As Barbara looked up and down the street, the full import of what had happened struck her. People stood in their front yards in nervous little clusters. Babies cried. Streetlights and telephone poles stood at precarious angles. Crackling high wires drooped near the ground. A two-story home four doors away was in flames. Sirens wailed in the distance, surely echoing the laments that rose from stunned survivors across the shaken city.

Within minutes Doug emerged from the house with Tabby. It was an odd sight—her husband descending the porch steps in his pajama bottoms and cradling a terrified cat against his brawny chest. Doug approached and bent down, allowing the jittery feline to jump from his arms into Janee's. “Be careful,” he warned her. “Tabby's scared, so hold her very gently. Smooth her fur and tell her she doesn't have to be afraid.”

Janee's small arms circled the fat, bristly-haired cat. “It's okay, Tabby,” she crooned, patting
Tabby's head. “You aren't hurt. See? Uncle Doug saved you.”

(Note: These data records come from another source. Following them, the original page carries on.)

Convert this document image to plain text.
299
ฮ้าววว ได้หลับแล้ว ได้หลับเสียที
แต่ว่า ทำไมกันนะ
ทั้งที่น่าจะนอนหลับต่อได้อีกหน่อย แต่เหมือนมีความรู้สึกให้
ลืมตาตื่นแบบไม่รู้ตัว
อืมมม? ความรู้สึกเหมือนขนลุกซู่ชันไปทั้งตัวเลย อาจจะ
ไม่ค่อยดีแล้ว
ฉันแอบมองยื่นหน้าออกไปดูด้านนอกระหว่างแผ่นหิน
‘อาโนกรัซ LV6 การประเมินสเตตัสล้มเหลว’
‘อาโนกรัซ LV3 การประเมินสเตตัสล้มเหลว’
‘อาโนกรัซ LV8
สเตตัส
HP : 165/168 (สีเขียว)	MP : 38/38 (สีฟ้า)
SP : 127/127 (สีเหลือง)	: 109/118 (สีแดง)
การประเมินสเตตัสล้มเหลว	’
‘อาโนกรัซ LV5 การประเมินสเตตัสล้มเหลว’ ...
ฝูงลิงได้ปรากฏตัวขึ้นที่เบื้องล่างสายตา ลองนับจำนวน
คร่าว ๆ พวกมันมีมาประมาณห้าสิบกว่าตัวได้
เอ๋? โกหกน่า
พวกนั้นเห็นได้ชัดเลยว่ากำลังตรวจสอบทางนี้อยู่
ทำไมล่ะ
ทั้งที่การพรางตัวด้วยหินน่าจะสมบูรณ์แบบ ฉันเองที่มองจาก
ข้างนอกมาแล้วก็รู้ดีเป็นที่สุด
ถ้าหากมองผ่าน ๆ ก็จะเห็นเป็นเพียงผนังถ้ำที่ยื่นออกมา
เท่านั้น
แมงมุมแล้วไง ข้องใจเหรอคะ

Doug sat down on the ground beside Barbara. “I turned off the gas. Thank God, I didn't see any sign of fire.”

“What now?”

“I don't know. It looks like all our neighbors are wondering the same thing.”

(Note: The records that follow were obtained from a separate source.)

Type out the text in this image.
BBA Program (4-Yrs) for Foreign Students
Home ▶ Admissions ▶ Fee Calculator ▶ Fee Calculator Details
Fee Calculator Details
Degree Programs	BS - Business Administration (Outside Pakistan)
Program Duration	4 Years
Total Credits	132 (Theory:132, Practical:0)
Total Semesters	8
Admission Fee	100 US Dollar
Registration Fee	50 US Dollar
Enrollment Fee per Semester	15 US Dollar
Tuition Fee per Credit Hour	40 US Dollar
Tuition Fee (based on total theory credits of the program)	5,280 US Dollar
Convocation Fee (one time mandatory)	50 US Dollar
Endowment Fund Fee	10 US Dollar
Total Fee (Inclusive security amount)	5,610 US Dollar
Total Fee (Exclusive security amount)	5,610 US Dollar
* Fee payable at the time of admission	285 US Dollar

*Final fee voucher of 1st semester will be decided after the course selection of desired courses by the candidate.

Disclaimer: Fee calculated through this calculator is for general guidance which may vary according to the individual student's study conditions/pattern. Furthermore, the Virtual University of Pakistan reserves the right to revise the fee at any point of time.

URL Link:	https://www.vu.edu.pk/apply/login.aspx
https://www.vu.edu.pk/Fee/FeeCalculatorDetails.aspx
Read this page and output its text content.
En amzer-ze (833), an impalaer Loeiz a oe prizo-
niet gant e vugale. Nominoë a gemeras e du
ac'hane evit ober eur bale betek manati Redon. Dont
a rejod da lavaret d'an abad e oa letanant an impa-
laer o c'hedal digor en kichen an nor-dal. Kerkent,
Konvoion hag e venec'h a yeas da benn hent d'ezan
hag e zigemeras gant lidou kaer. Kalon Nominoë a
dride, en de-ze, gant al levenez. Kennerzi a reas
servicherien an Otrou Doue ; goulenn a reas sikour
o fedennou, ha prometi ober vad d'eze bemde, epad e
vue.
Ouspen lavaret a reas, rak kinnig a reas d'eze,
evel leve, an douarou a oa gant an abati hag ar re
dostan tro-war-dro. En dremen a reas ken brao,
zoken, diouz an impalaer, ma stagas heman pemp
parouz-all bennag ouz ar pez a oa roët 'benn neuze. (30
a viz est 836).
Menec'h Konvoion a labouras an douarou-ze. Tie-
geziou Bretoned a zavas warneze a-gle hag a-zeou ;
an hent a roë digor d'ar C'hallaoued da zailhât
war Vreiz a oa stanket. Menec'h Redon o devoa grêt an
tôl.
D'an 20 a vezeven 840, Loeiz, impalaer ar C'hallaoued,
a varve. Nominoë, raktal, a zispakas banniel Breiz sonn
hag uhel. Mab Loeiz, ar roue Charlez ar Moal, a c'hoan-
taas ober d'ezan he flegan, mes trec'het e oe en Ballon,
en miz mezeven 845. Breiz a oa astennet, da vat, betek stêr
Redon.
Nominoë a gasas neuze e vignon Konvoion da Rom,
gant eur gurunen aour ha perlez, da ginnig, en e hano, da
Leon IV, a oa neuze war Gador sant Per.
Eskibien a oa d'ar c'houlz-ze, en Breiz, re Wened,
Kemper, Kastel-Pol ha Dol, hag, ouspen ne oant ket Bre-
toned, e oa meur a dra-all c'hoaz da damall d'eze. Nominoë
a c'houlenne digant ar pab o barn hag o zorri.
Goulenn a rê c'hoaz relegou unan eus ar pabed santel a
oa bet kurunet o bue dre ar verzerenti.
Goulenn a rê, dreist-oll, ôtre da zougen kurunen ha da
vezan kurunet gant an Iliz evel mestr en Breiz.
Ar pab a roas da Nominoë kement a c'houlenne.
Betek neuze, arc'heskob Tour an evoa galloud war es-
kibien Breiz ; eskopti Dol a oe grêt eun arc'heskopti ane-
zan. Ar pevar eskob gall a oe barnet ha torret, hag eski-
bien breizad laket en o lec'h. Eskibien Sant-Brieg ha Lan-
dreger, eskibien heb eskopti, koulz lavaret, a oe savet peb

“Is the house as bad as it looks?” Barbara's voice caught. “Can we salvage anything?”

Doug sat forward, his head lowered, his elbows on his knees. “I don't know, Barb. I sure hope so.”

“What about the house itself? It'll be all right, won't it?”

Doug made a gravelly sound low in his throat. “I looked around a little. Saw some major cracks in the walls. I hope it's just surface damage that some paint and drywall can repair. It'll take a structural engineer to determine if the house is livable.”

A shiver of comprehension swept over Barbara. “You mean, we could lose the entire house? They might have to tear it down?”